The above example is for a California Burger and the Targets, Models, and Ingredients have already been set up. The batch size defaulted to one serving and it is not a recipe that is counted or used in other recipes. Because this recipe is sold, the fields for the current Retail Price, Model Price and Theoretical Cost, Targets, and Gross Profit are displayed:
Last Sold Date: This field was recently added as a field directly above the Retail theo cost %. This field has also been added as an optional column on the Recipe Item Find Grid and the Mass Edit Recipe Items display. This field can help identify items that may be ready to be made inactive:
Current Retail Price: The retail price is the most recent price for this Sales Item that was imported from your Point of Sale system. In the above example, the Retail Price is $12.50.
Retail Theoretical Cost %: This is the Theoretical Cost divided by the Current Retail Price.
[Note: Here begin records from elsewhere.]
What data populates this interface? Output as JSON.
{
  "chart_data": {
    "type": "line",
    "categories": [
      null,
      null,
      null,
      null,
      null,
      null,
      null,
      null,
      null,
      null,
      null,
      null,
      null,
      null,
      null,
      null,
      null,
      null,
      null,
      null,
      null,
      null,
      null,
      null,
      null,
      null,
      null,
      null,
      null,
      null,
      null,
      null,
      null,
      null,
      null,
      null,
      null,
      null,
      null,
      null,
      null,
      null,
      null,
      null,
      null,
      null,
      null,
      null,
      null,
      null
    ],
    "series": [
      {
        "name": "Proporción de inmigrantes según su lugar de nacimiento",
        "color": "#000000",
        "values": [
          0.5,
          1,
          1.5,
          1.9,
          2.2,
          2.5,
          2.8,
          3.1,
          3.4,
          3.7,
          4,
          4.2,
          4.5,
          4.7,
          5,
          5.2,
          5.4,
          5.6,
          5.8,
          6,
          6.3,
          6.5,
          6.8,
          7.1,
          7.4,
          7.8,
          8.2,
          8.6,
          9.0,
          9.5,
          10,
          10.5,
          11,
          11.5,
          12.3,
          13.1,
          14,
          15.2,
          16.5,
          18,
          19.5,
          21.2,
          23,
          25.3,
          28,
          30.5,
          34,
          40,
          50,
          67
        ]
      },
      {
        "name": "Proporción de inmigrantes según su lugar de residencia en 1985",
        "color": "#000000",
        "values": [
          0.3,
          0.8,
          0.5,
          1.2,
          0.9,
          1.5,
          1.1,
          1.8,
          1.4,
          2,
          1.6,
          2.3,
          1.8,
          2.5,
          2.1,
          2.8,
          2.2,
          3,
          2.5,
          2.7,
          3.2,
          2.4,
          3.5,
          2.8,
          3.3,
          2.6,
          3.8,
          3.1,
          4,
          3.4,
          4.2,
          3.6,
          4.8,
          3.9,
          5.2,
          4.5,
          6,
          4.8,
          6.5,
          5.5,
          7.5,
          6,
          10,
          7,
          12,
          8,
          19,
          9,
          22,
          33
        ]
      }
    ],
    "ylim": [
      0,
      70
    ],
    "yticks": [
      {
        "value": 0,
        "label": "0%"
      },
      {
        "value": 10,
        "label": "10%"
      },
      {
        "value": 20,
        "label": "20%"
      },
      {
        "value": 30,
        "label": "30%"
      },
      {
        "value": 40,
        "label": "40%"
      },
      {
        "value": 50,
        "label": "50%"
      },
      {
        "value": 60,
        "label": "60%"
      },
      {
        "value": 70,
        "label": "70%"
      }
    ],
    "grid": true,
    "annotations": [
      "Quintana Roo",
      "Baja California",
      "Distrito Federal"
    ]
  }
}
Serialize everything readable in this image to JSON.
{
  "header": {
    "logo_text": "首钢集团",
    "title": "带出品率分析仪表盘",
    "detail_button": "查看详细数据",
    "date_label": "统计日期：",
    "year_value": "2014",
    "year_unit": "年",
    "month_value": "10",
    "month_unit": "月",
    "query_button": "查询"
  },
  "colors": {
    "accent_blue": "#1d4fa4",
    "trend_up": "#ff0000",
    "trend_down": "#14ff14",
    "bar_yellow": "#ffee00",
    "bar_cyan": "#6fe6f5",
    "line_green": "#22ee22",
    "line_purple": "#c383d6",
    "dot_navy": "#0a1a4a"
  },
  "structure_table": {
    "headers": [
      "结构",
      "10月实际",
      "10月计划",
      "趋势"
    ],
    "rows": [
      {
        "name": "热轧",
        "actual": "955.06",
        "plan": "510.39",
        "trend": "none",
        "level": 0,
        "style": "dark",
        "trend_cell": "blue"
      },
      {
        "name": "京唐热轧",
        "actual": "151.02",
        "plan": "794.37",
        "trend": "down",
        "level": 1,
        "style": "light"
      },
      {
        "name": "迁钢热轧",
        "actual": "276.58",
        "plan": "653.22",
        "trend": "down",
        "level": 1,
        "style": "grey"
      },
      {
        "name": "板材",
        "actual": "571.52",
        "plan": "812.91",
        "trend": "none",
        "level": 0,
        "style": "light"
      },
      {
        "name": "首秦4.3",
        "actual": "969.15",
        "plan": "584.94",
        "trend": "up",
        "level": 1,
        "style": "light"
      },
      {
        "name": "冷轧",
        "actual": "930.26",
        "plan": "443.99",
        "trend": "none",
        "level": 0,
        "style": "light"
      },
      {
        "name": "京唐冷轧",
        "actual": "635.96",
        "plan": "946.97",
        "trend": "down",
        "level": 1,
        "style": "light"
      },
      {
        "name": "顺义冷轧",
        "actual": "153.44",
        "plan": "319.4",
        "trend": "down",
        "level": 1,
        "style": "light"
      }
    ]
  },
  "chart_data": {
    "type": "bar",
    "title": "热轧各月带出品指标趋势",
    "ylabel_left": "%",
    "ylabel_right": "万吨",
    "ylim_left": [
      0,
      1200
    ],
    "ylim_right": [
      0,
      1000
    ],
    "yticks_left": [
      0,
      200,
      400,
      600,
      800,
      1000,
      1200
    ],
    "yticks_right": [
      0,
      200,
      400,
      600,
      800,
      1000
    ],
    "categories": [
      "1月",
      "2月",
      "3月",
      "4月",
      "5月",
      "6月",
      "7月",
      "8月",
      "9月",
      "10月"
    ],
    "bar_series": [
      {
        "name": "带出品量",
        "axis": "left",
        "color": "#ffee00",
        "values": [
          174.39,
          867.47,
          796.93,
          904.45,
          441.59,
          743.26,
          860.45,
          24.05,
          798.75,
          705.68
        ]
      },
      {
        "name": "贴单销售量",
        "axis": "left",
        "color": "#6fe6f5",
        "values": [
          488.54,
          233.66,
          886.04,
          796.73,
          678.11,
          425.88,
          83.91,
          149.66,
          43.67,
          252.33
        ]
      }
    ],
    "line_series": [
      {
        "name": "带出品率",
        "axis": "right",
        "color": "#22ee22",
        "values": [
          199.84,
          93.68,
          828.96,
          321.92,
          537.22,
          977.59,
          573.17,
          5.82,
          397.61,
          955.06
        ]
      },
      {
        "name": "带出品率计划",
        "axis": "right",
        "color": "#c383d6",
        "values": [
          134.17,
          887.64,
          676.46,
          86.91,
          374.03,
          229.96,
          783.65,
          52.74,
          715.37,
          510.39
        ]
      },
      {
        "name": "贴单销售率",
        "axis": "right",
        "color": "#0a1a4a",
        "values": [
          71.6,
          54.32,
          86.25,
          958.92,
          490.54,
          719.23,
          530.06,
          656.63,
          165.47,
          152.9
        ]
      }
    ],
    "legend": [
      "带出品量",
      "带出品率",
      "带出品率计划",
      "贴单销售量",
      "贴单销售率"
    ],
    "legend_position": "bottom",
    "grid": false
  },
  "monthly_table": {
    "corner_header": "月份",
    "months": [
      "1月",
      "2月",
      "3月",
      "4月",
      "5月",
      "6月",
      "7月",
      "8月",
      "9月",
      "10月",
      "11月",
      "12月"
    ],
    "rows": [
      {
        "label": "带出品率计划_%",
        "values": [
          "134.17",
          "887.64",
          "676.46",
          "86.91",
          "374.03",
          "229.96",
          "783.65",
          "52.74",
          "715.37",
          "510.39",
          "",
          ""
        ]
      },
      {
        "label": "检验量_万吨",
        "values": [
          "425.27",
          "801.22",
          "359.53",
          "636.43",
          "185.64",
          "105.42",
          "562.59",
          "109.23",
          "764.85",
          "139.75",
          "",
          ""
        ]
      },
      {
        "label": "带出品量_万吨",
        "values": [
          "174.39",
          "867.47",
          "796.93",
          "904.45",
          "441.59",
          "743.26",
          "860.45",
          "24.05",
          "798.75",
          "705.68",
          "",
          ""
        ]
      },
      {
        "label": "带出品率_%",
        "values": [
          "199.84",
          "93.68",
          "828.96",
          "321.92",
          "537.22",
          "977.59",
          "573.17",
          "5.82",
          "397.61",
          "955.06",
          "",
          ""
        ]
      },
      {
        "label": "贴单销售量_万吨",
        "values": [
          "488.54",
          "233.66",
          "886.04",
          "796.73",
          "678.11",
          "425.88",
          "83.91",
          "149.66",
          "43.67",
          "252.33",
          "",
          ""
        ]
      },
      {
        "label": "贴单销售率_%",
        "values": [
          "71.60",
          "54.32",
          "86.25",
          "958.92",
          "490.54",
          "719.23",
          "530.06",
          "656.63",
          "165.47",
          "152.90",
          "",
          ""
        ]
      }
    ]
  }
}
In the above example, it is $3.954 divided by $12.50 = 30.41%. This can be considered the Sales Item's theoretical food cost percent.
Model Price: The Model Price for a Sales Item is initially blank. You can enter a model price in this field that you are considering charging for this item (we have entered $13.00 in this example). You can see the impact of different model prices dynamically on this display. There is also an option on most of the Menu Analytics reports to use the Model Price.
Model Theoretical Cost %: The Model Theoretical Cost percent is the Theoretical Cost divided by the Model Price. In the above example, it is $3.954 divided by $13.00 = 30.41%.
Theoretical Cost: This is the cost to make this recipe item based on the ingredient costs and portions. The theoretical cost is perpetually updated based on the most recent invoice cost for each ingredient.
Gross Profit: This is how much money you make when you sell this item. It is the current retail price minus the theoretical cost. In the above example, it is $12.50 minus $3.954 = $8,546.
Target Cost %: Use this field to enter the theoretical cost percentage you are targeting for this Item. For modeling purposes, you can change the target cost % to see what the Target Price should be to achieve the Target Cost %. In the above example, we are targeting a 30% theoretical cost.
Target Price: This is a calculated field that displays the Retail Price you should charge to achieve your target cost %. In the above example, to achieve a Target Cost % of 30%, the Target Price = $13.18.
Settings:
Active: This setting defaults to Active. If you want to make a Recipe Item inactive, then click the box to remove the checkmark. An example of when you might do this is for a seasonal offering like Strawberry Shortcake which is available every year but only for one month. You can make an inactive item active again.
Save, Delete, and Exit:
At the bottom of the screen are the Save, Delete, and Exit buttons.
Save - Saves the entry or entries without exiting.
Delete - Deletes the Item. You will be asked, "Are you sure"?
Exit - Exits without saving any new entries or edits. If you have made changes, you will be asked, "Are you sure"?